The career of Terry Mosher is a wonderful case study of how far mediocracy can take you in Canada. Strip away all of Aislin awards, praise, and reputation, and you’re confronted with an inescapable reality: his cartoons aren’t very good.
Nearly 40 years after the Valium cartoon, the 73-year-old Mosher is still at the Montreal Gazette. To say he is still “drawing,” however, would be charitable, given these days his cartoons often consist of little more than a jumbled assortment of Google image search results with some crude text slapped on top (possibly in MS Paint).
But don’t take my word for it. Feast your eyeballs on some recent Aislin classics:
Editorial cartoons don’t always have to be funny, but, as one of my friends put it, Aislin’s comics always contain a joke: “this got published.”
When I was a kid, I was fascinated by Canadian editorial cartoons and spent hours at the library poring through old collections. I was impressed by some of Mosher’s work in the 1970s, not for the humor, which was often uninspired and obtuse, but his beautifully grotesque caricatures and the elaborate fountain pen cross-hatching in which they were rendered.
But as I gradually waded my way through his collections, which he seemed to churn out at a rate of at least once a year, it became obvious that as he aged his talents were either starting to fade or he was just getting lazy. His drawings became cruder and sloppier, and eventually hand-drawn art was rarely seen at all. His commentary drifted away from offering any pretense of political insight, and instead descended into sub-Andy Rooney hot takes on the weather, sports, and (of course) These Damn Kids.
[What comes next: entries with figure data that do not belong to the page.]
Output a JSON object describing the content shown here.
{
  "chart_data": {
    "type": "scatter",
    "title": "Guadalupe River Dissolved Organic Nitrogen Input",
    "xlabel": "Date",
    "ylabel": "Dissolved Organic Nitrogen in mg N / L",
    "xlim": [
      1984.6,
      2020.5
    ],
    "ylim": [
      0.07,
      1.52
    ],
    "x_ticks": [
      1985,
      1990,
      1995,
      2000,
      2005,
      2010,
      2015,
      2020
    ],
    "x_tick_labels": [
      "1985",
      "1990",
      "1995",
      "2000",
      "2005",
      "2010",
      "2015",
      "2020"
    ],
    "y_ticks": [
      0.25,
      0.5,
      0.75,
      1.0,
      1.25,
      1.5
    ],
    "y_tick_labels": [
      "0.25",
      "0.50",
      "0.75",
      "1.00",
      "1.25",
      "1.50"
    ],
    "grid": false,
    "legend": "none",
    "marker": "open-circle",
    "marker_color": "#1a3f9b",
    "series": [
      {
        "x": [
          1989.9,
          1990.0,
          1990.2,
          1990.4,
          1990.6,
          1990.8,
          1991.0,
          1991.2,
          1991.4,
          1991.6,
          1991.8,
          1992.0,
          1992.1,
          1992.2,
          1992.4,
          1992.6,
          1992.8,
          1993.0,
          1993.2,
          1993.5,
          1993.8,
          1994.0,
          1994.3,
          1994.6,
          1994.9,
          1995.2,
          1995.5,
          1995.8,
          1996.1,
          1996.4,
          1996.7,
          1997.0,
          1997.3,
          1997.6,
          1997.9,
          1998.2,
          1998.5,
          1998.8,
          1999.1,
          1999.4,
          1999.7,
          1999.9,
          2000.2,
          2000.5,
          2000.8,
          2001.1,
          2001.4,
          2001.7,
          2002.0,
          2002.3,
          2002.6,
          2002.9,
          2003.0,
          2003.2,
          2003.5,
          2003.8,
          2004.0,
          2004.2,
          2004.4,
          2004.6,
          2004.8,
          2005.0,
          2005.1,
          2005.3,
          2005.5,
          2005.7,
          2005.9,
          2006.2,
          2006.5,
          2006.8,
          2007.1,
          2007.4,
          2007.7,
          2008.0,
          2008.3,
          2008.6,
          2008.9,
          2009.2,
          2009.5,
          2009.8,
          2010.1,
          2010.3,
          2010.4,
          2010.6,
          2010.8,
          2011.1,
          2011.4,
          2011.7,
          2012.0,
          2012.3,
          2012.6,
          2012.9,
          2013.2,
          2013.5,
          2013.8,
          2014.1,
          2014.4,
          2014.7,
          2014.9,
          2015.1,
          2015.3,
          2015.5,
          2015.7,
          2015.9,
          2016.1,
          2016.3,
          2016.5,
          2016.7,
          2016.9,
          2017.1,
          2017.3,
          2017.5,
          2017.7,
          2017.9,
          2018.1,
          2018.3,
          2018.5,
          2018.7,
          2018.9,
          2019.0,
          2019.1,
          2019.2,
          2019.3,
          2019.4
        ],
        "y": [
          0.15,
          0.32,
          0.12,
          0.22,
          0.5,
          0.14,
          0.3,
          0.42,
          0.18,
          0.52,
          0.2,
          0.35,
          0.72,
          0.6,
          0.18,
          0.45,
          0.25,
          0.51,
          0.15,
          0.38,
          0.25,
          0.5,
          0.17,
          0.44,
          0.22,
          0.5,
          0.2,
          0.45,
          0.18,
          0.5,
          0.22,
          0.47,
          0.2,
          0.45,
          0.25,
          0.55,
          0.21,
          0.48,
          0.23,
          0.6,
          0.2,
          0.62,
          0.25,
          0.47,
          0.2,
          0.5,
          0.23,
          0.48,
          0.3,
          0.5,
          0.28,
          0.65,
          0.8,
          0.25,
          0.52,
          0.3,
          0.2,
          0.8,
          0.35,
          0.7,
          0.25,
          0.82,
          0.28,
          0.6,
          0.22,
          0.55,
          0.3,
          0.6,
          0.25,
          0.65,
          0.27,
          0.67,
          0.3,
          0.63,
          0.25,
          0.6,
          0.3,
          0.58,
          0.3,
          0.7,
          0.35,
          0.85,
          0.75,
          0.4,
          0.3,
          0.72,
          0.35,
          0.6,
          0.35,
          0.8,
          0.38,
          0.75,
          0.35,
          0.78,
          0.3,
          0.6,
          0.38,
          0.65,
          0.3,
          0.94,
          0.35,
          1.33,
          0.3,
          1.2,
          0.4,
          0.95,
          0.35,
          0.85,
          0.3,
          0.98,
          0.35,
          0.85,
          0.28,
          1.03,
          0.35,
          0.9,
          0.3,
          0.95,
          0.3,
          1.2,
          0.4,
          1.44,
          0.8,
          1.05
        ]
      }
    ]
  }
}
Today Mosher is, by any objective standard, producing some real garbage, but insulated by endless nostalgia and praise, he seems to suffer no professional consequence for it.
I’ll cheerfully confess to sour grapes. I tried for many years to make a go at being an editorial cartoonist myself, only to find that there is virtually no market demand for what is now, increasingly, regarded as a dead art. Newspapers are hemorrhaging cash and have zero interest investing in something no one cares about. Cartoonists are being fired, not hired.
But it’s important to realize the ignoble death of Canadian editorial cartooning was not natural or inevitable. Millennials tend to regard editorial cartoons as stiff, unfunny, and clichéd, and they’re usually correct in doing so. For decades, a Canadian editor’s preferred approach to editorial cartooning was to hire a single white guy and let him draw until he died, senility be damned. This was the same model used by newspaper strips, and it certainly appeased a certain segment of the boomer readership who feared change above all else, but had the simultaneous counter-effect of informing the generations beneath that Canadian newspaper cartooning was not a remotely meritocratic enterprise. Seeking competent satire, they learned to look elsewhere.
Old cartoonists like Mosher are endlessly feted with praise about their bravery and savagery, “cutting the powerful down to size with their acidic pens” and so on. It went into particularly high gear in the aftermath of the Charlie Hebdo attacks. But the sad reality is that most of the editorial cartoonists employed in Canada today are neither heroic nor clever. Increasingly, they’re barely even coherent. What they are is merely one more culpable party in the decline of traditional media, whose leading players have done their best to ensure their absence will not be noticed, let alone mourned.